Introduction

Childhood obesity is one of the most serious public health challenges worldwide. With a high estimated heritability(Elks et al., 2012), it increases the risk of many physical and mental conditions and contributes to the global burden of chronic diseases including type 2 diabetes, cardiovascular diseases, and several types of cancer(Levi et al., 2017; Twig et al., 2016; Twig et al., 2018). Over the past four decades, the number of obese children and adolescents (aged 5 to 19 years) worldwide has risen more than tenfold, from 11 million in 1975 to 124 million in 2016(Collaboration, 2017). Childhood obesity prevalence in China rocketed up since the 90s due to its rapid economic growth and industrialization. According to the Global Burden of Disease study, China has the highest number of obese children (15.3 million), and the second highest number of obese adults (57.3 million) in the world after US in 2015(Collaborators et al., 2017). About 70% of obese adolescents become obese adults, and they are more likely to develop diabetes and cardiovascular diseases at a younger age(Simmonds, Llewellyn, Owen, & Woolacott, 2016; Zhao & Grant, 2011).

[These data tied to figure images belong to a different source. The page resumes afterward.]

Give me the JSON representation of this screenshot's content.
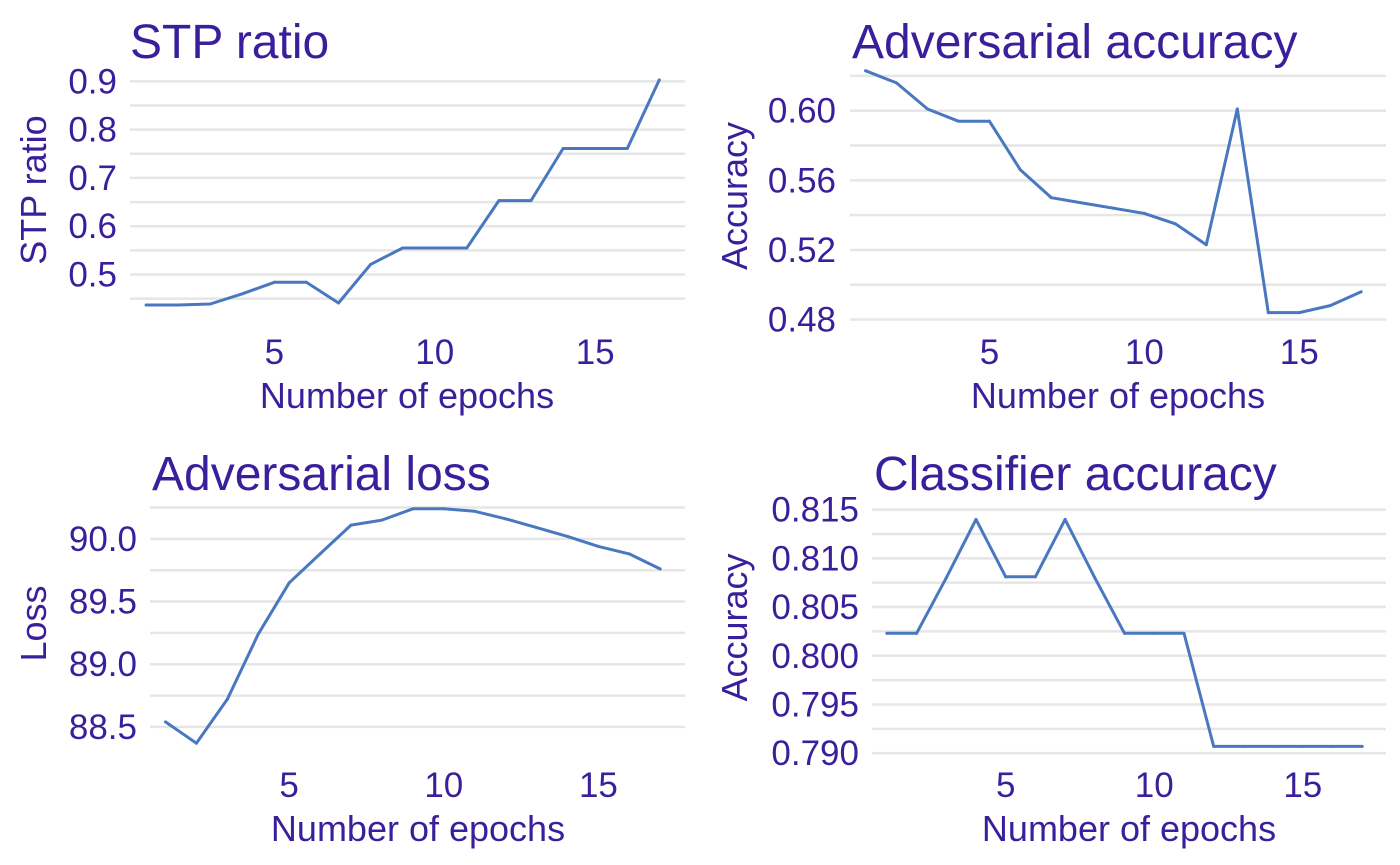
{
  "colors": {
    "text": "#3a1f9c",
    "line": "#4a78c0",
    "grid": "#e6e6e6"
  },
  "chart_data": [
    {
      "type": "line",
      "title": "STP ratio",
      "xlabel": "Number of epochs",
      "ylabel": "STP ratio",
      "x": [
        1,
        2,
        3,
        4,
        5,
        6,
        7,
        8,
        9,
        10,
        11,
        12,
        13,
        14,
        15,
        16,
        17
      ],
      "series": [
        {
          "values": [
            0.437,
            0.437,
            0.439,
            0.46,
            0.484,
            0.484,
            0.441,
            0.521,
            0.555,
            0.555,
            0.555,
            0.653,
            0.653,
            0.761,
            0.761,
            0.761,
            0.903
          ]
        }
      ],
      "xticks": [
        5,
        10,
        15
      ],
      "xtick_labels": [
        "5",
        "10",
        "15"
      ],
      "yticks": [
        0.5,
        0.6,
        0.7,
        0.8,
        0.9
      ],
      "ytick_labels": [
        "0.5",
        "0.6",
        "0.7",
        "0.8",
        "0.9"
      ],
      "xlim": [
        0.5,
        17.8
      ],
      "ylim": [
        0.41,
        0.94
      ],
      "grid": true
    },
    {
      "type": "line",
      "title": "Adversarial accuracy",
      "xlabel": "Number of epochs",
      "ylabel": "Accuracy",
      "x": [
        1,
        2,
        3,
        4,
        5,
        6,
        7,
        8,
        9,
        10,
        11,
        12,
        13,
        14,
        15,
        16,
        17
      ],
      "series": [
        {
          "values": [
            0.623,
            0.616,
            0.601,
            0.594,
            0.594,
            0.566,
            0.55,
            0.547,
            0.544,
            0.541,
            0.535,
            0.523,
            0.601,
            0.484,
            0.484,
            0.488,
            0.496
          ]
        }
      ],
      "xticks": [
        5,
        10,
        15
      ],
      "xtick_labels": [
        "5",
        "10",
        "15"
      ],
      "yticks": [
        0.48,
        0.52,
        0.56,
        0.6
      ],
      "ytick_labels": [
        "0.48",
        "0.52",
        "0.56",
        "0.60"
      ],
      "xlim": [
        0.5,
        17.8
      ],
      "ylim": [
        0.474,
        0.628
      ],
      "grid": true
    },
    {
      "type": "line",
      "title": "Adversarial loss",
      "xlabel": "Number of epochs",
      "ylabel": "Loss",
      "x": [
        1,
        2,
        3,
        4,
        5,
        6,
        7,
        8,
        9,
        10,
        11,
        12,
        13,
        14,
        15,
        16,
        17
      ],
      "series": [
        {
          "values": [
            88.54,
            88.37,
            88.72,
            89.24,
            89.65,
            89.88,
            90.11,
            90.15,
            90.24,
            90.24,
            90.22,
            90.16,
            90.09,
            90.02,
            89.94,
            89.88,
            89.76
          ]
        }
      ],
      "xticks": [
        5,
        10,
        15
      ],
      "xtick_labels": [
        "5",
        "10",
        "15"
      ],
      "yticks": [
        88.5,
        89.0,
        89.5,
        90.0
      ],
      "ytick_labels": [
        "88.5",
        "89.0",
        "89.5",
        "90.0"
      ],
      "xlim": [
        0.5,
        17.8
      ],
      "ylim": [
        88.3,
        90.35
      ],
      "grid": true
    },
    {
      "type": "line",
      "title": "Classifier accuracy",
      "xlabel": "Number of epochs",
      "ylabel": "Accuracy",
      "x": [
        1,
        2,
        3,
        4,
        5,
        6,
        7,
        8,
        9,
        10,
        11,
        12,
        13,
        14,
        15,
        16,
        17
      ],
      "series": [
        {
          "values": [
            0.8023,
            0.8023,
            0.808,
            0.814,
            0.8081,
            0.8081,
            0.814,
            0.808,
            0.8023,
            0.8023,
            0.8023,
            0.7907,
            0.7907,
            0.7907,
            0.7907,
            0.7907,
            0.7907
          ]
        }
      ],
      "xticks": [
        5,
        10,
        15
      ],
      "xtick_labels": [
        "5",
        "10",
        "15"
      ],
      "yticks": [
        0.79,
        0.795,
        0.8,
        0.805,
        0.81,
        0.815
      ],
      "ytick_labels": [
        "0.790",
        "0.795",
        "0.800",
        "0.805",
        "0.810",
        "0.815"
      ],
      "xlim": [
        0.5,
        17.8
      ],
      "ylim": [
        0.7893,
        0.8165
      ],
      "grid": true
    }
  ]
}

Obesity results from a complex interplay of various genetic and environmental factors. Over the past decade, genome-wide association studies (GWASs) have successfully identified numerous common variants associated with obesity-related traits, such as body mass index (BMI), waist-to-hip ratio, and body fat index(Akiyama et al., 2017; Locke et al., 2015; Shungin et al., 2015). Despite the progress, much of the obesity heritability remains yet to be explored. So far the identified single-nucleotide variants (SNVs) associated with obesity tend to be common, non-coding variants with small effect sizes, and the function and pathophysiology of these genetic variants are largely uncertain. Low-frequency or rare variants with large effects that may account for unexplained heritability in common obesity have not been systematically investigated in Chinese population. Exome sequencing has recently identified several large effects coding variants associated with obesity. Two SNVs, rs7238987 (CYB5A ) and chr12:120990399 (RNF10:p.R151H), were identified as obesity-associated variants in American Pima Indians(Huang et al., 2014). SNVs of rs62623713 (SYPL2 ) and rs2076349 (LAMB3 ) were identified in morbidly obese European adults(Jiao et al., 2015; Jiao et al., 2016). A family-based association study in Hispanic children identified rs141510219 (PEX1 ) which was associated with several obesity traits(Sabo et al., 2017). However, most studies were carried out in adults, for whom the genetic influence of obesity-related genes might be compromised by diet, age, pregnancy, lifestyle and other factors. Studies on children were, on the other hand, exempt from the influence of those environmental factors to the utmost extent.
Here, we used whole-exome sequencing (WES) to detect novel obesity-susceptible gene loci in 150 Chinese children and further validated them in 6,334 children. We aim to identify significantly obesity associated coding variants. Association between variants and obesity traits such as BMI, fat mass percentage (FMP), fat mass index (FMI), and fat free mass index (FFMI) were also tested. Transcriptome sequencing were also performed in blood and adipose tissues, and the possible mechanisms of discovered variants in obesity pathology were investigated.